Davon abgesehen lautet das Assault-Motto “Action nonstop”: Ständig werdet Ihr attackiert, insektenähnliche Riesen­biester mit spitzen Beinen grabschen nach Euch, Krebse nagen Euch die Lebens­ener­gie aus dem Körper, mutierte Libellen stürzen sich in geordneten Formationen auf Euch. Alle paar Meter wartet ein besonders dicker Brocken: Riesenkrabben, Titanen und andere Alptraumwesen heizen Euch mit unbarmherzigen Attacken ein. Mit den seitlichen Tastern richtet Ihr Eure Garbe nach oben oder unten und setzt so Geg­ner außer Schach, die sich auf einer anderen Ebene verstecken.

Auch die Kamera nutzt alle drei Dimen­sionen: Mal zoomt sie nahe ins Gefecht, dann schwenkt sie steil nach oben und zeigt das Gemetzel aus einer entfernten Perspektive. In anderen Spielabschnitten schwebt Sie hinter Eu­rem Rücken, während Ihr Euch an der Decke entlanghangelt und blutgierige Monster beharkt.

Die beiden Protagonisten unterscheiden sich nicht nur äußerlich, sie verwenden auch unterschiedliche Waffen. In der Feuer­kraft sind sich die beiden aber ebenbürtig. Spielt Ihr simultan zu zweit, wählt Ihr eine neue Route zum Ziel.

Als kleine Zugabe erwartet Euch ein Ren­nen mit einem Hover-Bike. Auf dem schwebenden Feuerstuhl rast Ihr quer durch einen Wald und dringt in einen Komplex der Aliens ein.
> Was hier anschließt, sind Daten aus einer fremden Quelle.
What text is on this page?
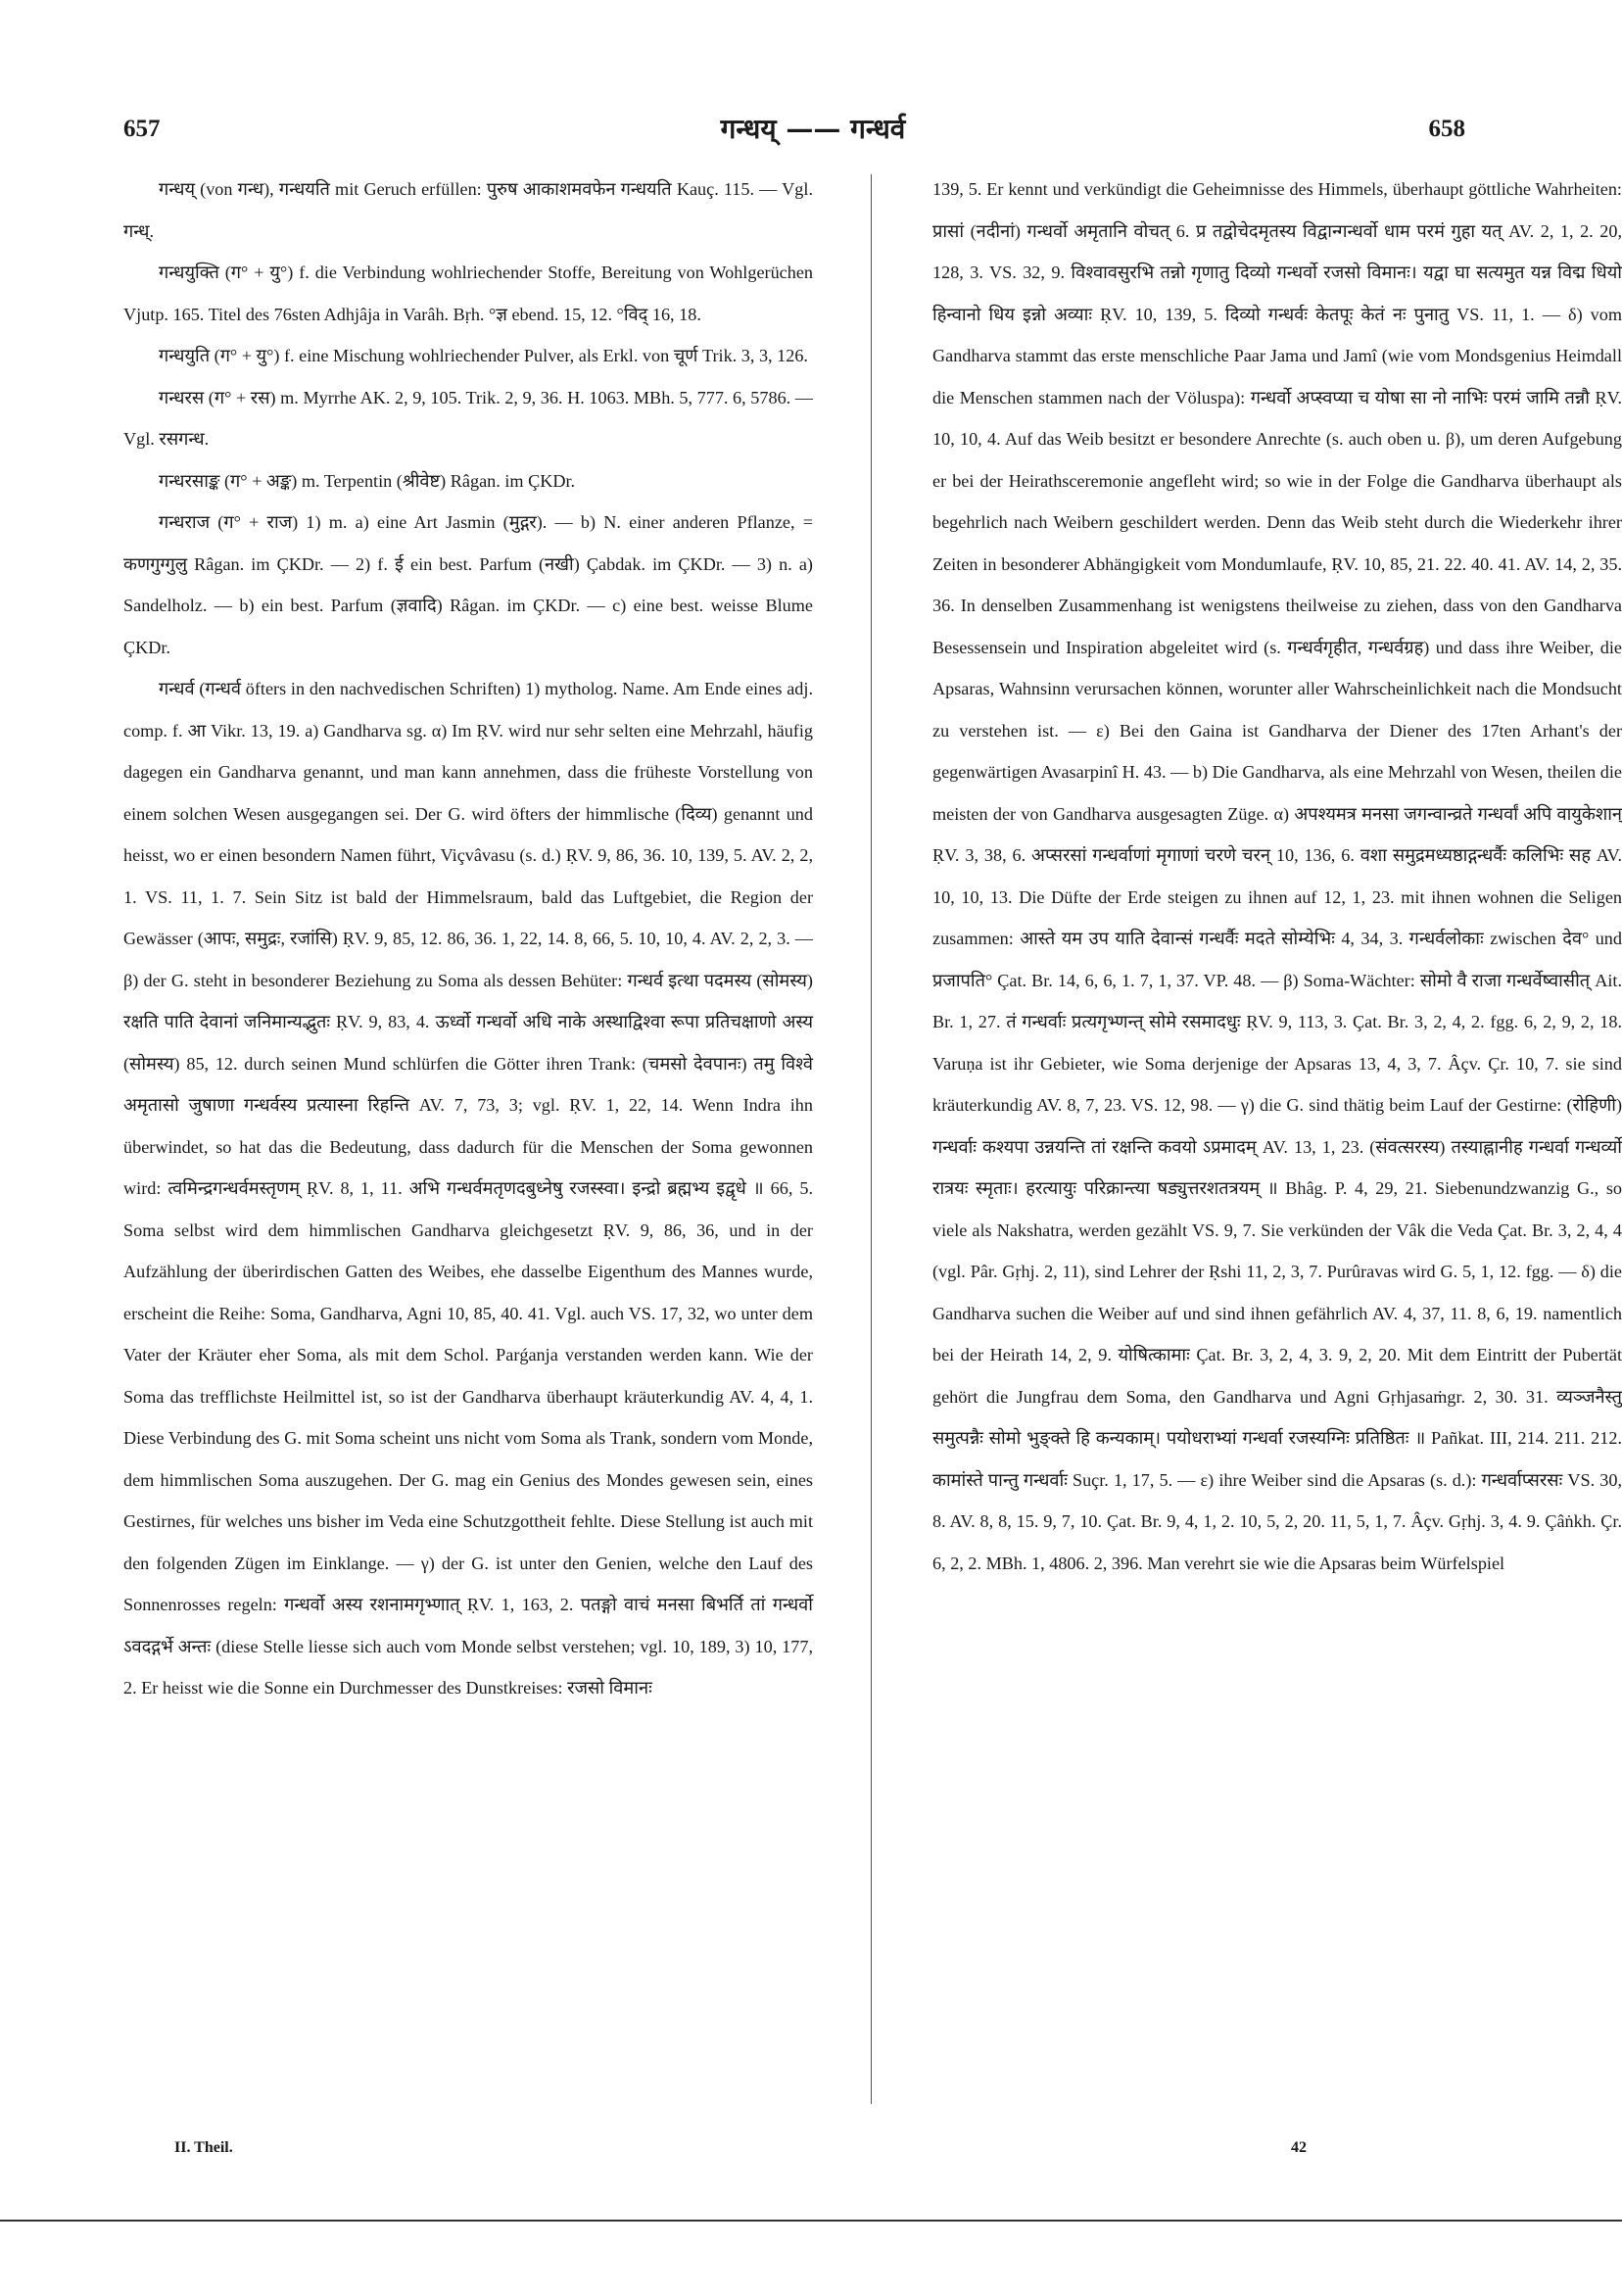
657	गन्धय् —— गन्धर्व	658

गन्धय् (von गन्ध), गन्धयति mit Geruch erfüllen: पुरुष आकाशमवफेन गन्धयति Kauç. 115. — Vgl. गन्ध्.

गन्धयुक्ति (ग° + यु°) f. die Verbindung wohlriechender Stoffe, Bereitung von Wohlgerüchen Vjutp. 165. Titel des 76sten Adhjâja in Varâh. Bṛh. °ज्ञ ebend. 15, 12. °विद् 16, 18.

गन्धयुति (ग° + यु°) f. eine Mischung wohlriechender Pulver, als Erkl. von चूर्ण Trik. 3, 3, 126.

गन्धरस (ग° + रस) m. Myrrhe AK. 2, 9, 105. Trik. 2, 9, 36. H. 1063. MBh. 5, 777. 6, 5786. — Vgl. रसगन्ध.

गन्धरसाङ्क (ग° + अङ्क) m. Terpentin (श्रीवेष्ट) Râgan. im ÇKDr.

गन्धराज (ग° + राज) 1) m. a) eine Art Jasmin (मुद्गर). — b) N. einer anderen Pflanze, = कणगुग्गुलु Râgan. im ÇKDr. — 2) f. ई ein best. Parfum (नखी) Çabdak. im ÇKDr. — 3) n. a) Sandelholz. — b) ein best. Parfum (ज्ञवादि) Râgan. im ÇKDr. — c) eine best. weisse Blume ÇKDr.

गन्धर्व (गन्धर्व öfters in den nachvedischen Schriften) 1) mytholog. Name. Am Ende eines adj. comp. f. आ Vikr. 13, 19. a) Gandharva sg. α) Im ṚV. wird nur sehr selten eine Mehrzahl, häufig dagegen ein Gandharva genannt, und man kann annehmen, dass die früheste Vorstellung von einem solchen Wesen ausgegangen sei. Der G. wird öfters der himmlische (दिव्य) genannt und heisst, wo er einen besondern Namen führt, Viçvâvasu (s. d.) ṚV. 9, 86, 36. 10, 139, 5. AV. 2, 2, 1. VS. 11, 1. 7. Sein Sitz ist bald der Himmelsraum, bald das Luftgebiet, die Region der Gewässer (आपः, समुद्रः, रजांसि) ṚV. 9, 85, 12. 86, 36. 1, 22, 14. 8, 66, 5. 10, 10, 4. AV. 2, 2, 3. — β) der G. steht in besonderer Beziehung zu Soma als dessen Behüter: गन्धर्व इत्था पदमस्य (सोमस्य) रक्षति पाति देवानां जनिमान्यद्भुतः ṚV. 9, 83, 4. ऊर्ध्वो गन्धर्वो अधि नाके अस्थाद्विश्वा रूपा प्रतिचक्षाणो अस्य (सोमस्य) 85, 12. durch seinen Mund schlürfen die Götter ihren Trank: (चमसो देवपानः) तमु विश्वे अमृतासो जुषाणा गन्धर्वस्य प्रत्यास्ना रिहन्ति AV. 7, 73, 3; vgl. ṚV. 1, 22, 14. Wenn Indra ihn überwindet, so hat das die Bedeutung, dass dadurch für die Menschen der Soma gewonnen wird: त्वमिन्द्रगन्धर्वमस्तृणम् ṚV. 8, 1, 11. अभि गन्धर्वमतृणदबुध्नेषु रजस्स्वा। इन्द्रो ब्रह्मभ्य इद्वृधे ॥ 66, 5. Soma selbst wird dem himmlischen Gandharva gleichgesetzt ṚV. 9, 86, 36, und in der Aufzählung der überirdischen Gatten des Weibes, ehe dasselbe Eigenthum des Mannes wurde, erscheint die Reihe: Soma, Gandharva, Agni 10, 85, 40. 41. Vgl. auch VS. 17, 32, wo unter dem Vater der Kräuter eher Soma, als mit dem Schol. Parǵanja verstanden werden kann. Wie der Soma das trefflichste Heilmittel ist, so ist der Gandharva überhaupt kräuterkundig AV. 4, 4, 1. Diese Verbindung des G. mit Soma scheint uns nicht vom Soma als Trank, sondern vom Monde, dem himmlischen Soma auszugehen. Der G. mag ein Genius des Mondes gewesen sein, eines Gestirnes, für welches uns bisher im Veda eine Schutzgottheit fehlte. Diese Stellung ist auch mit den folgenden Zügen im Einklange. — γ) der G. ist unter den Genien, welche den Lauf des Sonnenrosses regeln: गन्धर्वो अस्य रशनामगृभ्णात् ṚV. 1, 163, 2. पतङ्गो वाचं मनसा बिभर्ति तां गन्धर्वो ऽवदद्गर्भे अन्तः (diese Stelle liesse sich auch vom Monde selbst verstehen; vgl. 10, 189, 3) 10, 177, 2. Er heisst wie die Sonne ein Durchmesser des Dunstkreises: रजसो विमानः

139, 5. Er kennt und verkündigt die Geheimnisse des Himmels, überhaupt göttliche Wahrheiten: प्रासां (नदीनां) गन्धर्वो अमृतानि वोचत् 6. प्र तद्वोचेदमृतस्य विद्वान्गन्धर्वो धाम परमं गुहा यत् AV. 2, 1, 2. 20, 128, 3. VS. 32, 9. विश्वावसुरभि तन्नो गृणातु दिव्यो गन्धर्वो रजसो विमानः। यद्वा घा सत्यमुत यन्न विद्म धियो हिन्वानो धिय इन्नो अव्याः ṚV. 10, 139, 5. दिव्यो गन्धर्वः केतपूः केतं नः पुनातु VS. 11, 1. — δ) vom Gandharva stammt das erste menschliche Paar Jama und Jamî (wie vom Mondsgenius Heimdall die Menschen stammen nach der Völuspa): गन्धर्वो अप्स्वप्या च योषा सा नो नाभिः परमं जामि तन्नौ ṚV. 10, 10, 4. Auf das Weib besitzt er besondere Anrechte (s. auch oben u. β), um deren Aufgebung er bei der Heirathsceremonie angefleht wird; so wie in der Folge die Gandharva überhaupt als begehrlich nach Weibern geschildert werden. Denn das Weib steht durch die Wiederkehr ihrer Zeiten in besonderer Abhängigkeit vom Mondumlaufe, ṚV. 10, 85, 21. 22. 40. 41. AV. 14, 2, 35. 36. In denselben Zusammenhang ist wenigstens theilweise zu ziehen, dass von den Gandharva Besessensein und Inspiration abgeleitet wird (s. गन्धर्वगृहीत, गन्धर्वग्रह) und dass ihre Weiber, die Apsaras, Wahnsinn verursachen können, worunter aller Wahrscheinlichkeit nach die Mondsucht zu verstehen ist. — ε) Bei den Gaina ist Gandharva der Diener des 17ten Arhant's der gegenwärtigen Avasarpinî H. 43. — b) Die Gandharva, als eine Mehrzahl von Wesen, theilen die meisten der von Gandharva ausgesagten Züge. α) अपश्यमत्र मनसा जगन्वान्व्रते गन्धर्वां अपि वायुकेशान् ṚV. 3, 38, 6. अप्सरसां गन्धर्वाणां मृगाणां चरणे चरन् 10, 136, 6. वशा समुद्रमध्यष्ठाद्गन्धर्वैः कलिभिः सह AV. 10, 10, 13. Die Düfte der Erde steigen zu ihnen auf 12, 1, 23. mit ihnen wohnen die Seligen zusammen: आस्ते यम उप याति देवान्सं गन्धर्वैः मदते सोम्येभिः 4, 34, 3. गन्धर्वलोकाः zwischen देव° und प्रजापति° Çat. Br. 14, 6, 6, 1. 7, 1, 37. VP. 48. — β) Soma-Wächter: सोमो वै राजा गन्धर्वेष्वासीत् Ait. Br. 1, 27. तं गन्धर्वाः प्रत्यगृभ्णन्त् सोमे रसमादधुः ṚV. 9, 113, 3. Çat. Br. 3, 2, 4, 2. fgg. 6, 2, 9, 2, 18. Varuṇa ist ihr Gebieter, wie Soma derjenige der Apsaras 13, 4, 3, 7. Âçv. Çr. 10, 7. sie sind kräuterkundig AV. 8, 7, 23. VS. 12, 98. — γ) die G. sind thätig beim Lauf der Gestirne: (रोहिणी) गन्धर्वाः कश्यपा उन्नयन्ति तां रक्षन्ति कवयो ऽप्रमादम् AV. 13, 1, 23. (संवत्सरस्य) तस्याह्नानीह गन्धर्वा गन्धर्व्यो रात्रयः स्मृताः। हरत्यायुः परिक्रान्त्या षड्युत्तरशतत्रयम् ॥ Bhâg. P. 4, 29, 21. Siebenundzwanzig G., so viele als Nakshatra, werden gezählt VS. 9, 7. Sie verkünden der Vâk die Veda Çat. Br. 3, 2, 4, 4 (vgl. Pâr. Gṛhj. 2, 11), sind Lehrer der Ṛshi 11, 2, 3, 7. Purûravas wird G. 5, 1, 12. fgg. — δ) die Gandharva suchen die Weiber auf und sind ihnen gefährlich AV. 4, 37, 11. 8, 6, 19. namentlich bei der Heirath 14, 2, 9. योषित्कामाः Çat. Br. 3, 2, 4, 3. 9, 2, 20. Mit dem Eintritt der Pubertät gehört die Jungfrau dem Soma, den Gandharva und Agni Gṛhjasaṁgr. 2, 30. 31. व्यञ्जनैस्तु समुत्पन्नैः सोमो भुङ्क्ते हि कन्यकाम्। पयोधराभ्यां गन्धर्वा रजस्यग्निः प्रतिष्ठितः ॥ Pañkat. III, 214. 211. 212. कामांस्ते पान्तु गन्धर्वाः Suçr. 1, 17, 5. — ε) ihre Weiber sind die Apsaras (s. d.): गन्धर्वाप्सरसः VS. 30, 8. AV. 8, 8, 15. 9, 7, 10. Çat. Br. 9, 4, 1, 2. 10, 5, 2, 20. 11, 5, 1, 7. Âçv. Gṛhj. 3, 4. 9. Çâṅkh. Çr. 6, 2, 2. MBh. 1, 4806. 2, 396. Man verehrt sie wie die Apsaras beim Würfelspiel

II. Theil.	42
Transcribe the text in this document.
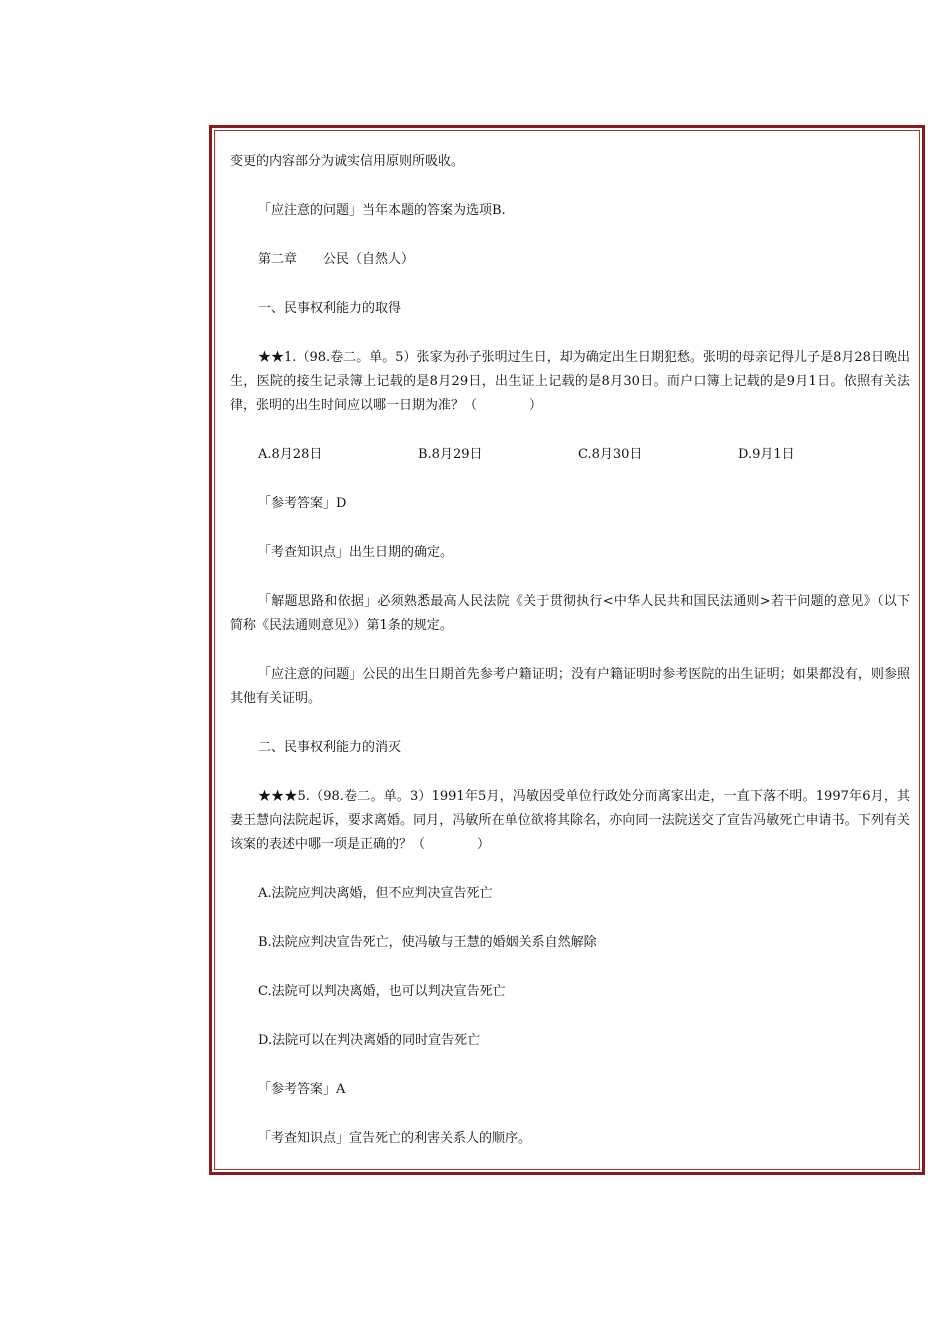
变更的内容部分为诚实信用原则所吸收。

「应注意的问题」当年本题的答案为选项B.

第二章　　公民（自然人）

一、民事权利能力的取得

★★1.（98.卷二。单。5）张家为孙子张明过生日，却为确定出生日期犯愁。张明的母亲记得儿子是8月28日晚出生，医院的接生记录簿上记载的是8月29日，出生证上记载的是8月30日。而户口簿上记载的是9月1日。依照有关法律，张明的出生时间应以哪一日期为准？（　　　　）

A.8月28日	B.8月29日	C.8月30日	D.9月1日

「参考答案」D

「考查知识点」出生日期的确定。

「解题思路和依据」必须熟悉最高人民法院《关于贯彻执行<中华人民共和国民法通则>若干问题的意见》（以下简称《民法通则意见》）第1条的规定。

「应注意的问题」公民的出生日期首先参考户籍证明；没有户籍证明时参考医院的出生证明；如果都没有，则参照其他有关证明。

二、民事权利能力的消灭

★★★5.（98.卷二。单。3）1991年5月，冯敏因受单位行政处分而离家出走，一直下落不明。1997年6月，其妻王慧向法院起诉，要求离婚。同月，冯敏所在单位欲将其除名，亦向同一法院送交了宣告冯敏死亡申请书。下列有关该案的表述中哪一项是正确的？（　　　　）

A.法院应判决离婚，但不应判决宣告死亡

B.法院应判决宣告死亡，使冯敏与王慧的婚姻关系自然解除

C.法院可以判决离婚，也可以判决宣告死亡

D.法院可以在判决离婚的同时宣告死亡

「参考答案」A

「考查知识点」宣告死亡的利害关系人的顺序。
Nur mit blitzschnellen Reflexen und einem schnellen Finger am Abzug kommt Ihr unbeschadet durch diesen rasanten Abschnitt.

Ungewöhnlich ist die Speicher­mechanik: Im Options­menü muß ein Block auf der Memory Card freigegeben werden, auf dem das Spiel selbständig an unsichtbaren Save­points Daten speichert.
Schlechte Zeiten für High­score-Jäger: In Assault werden keine Punkte verteilt, es geht nur um die finale Vernichtung der Aliens.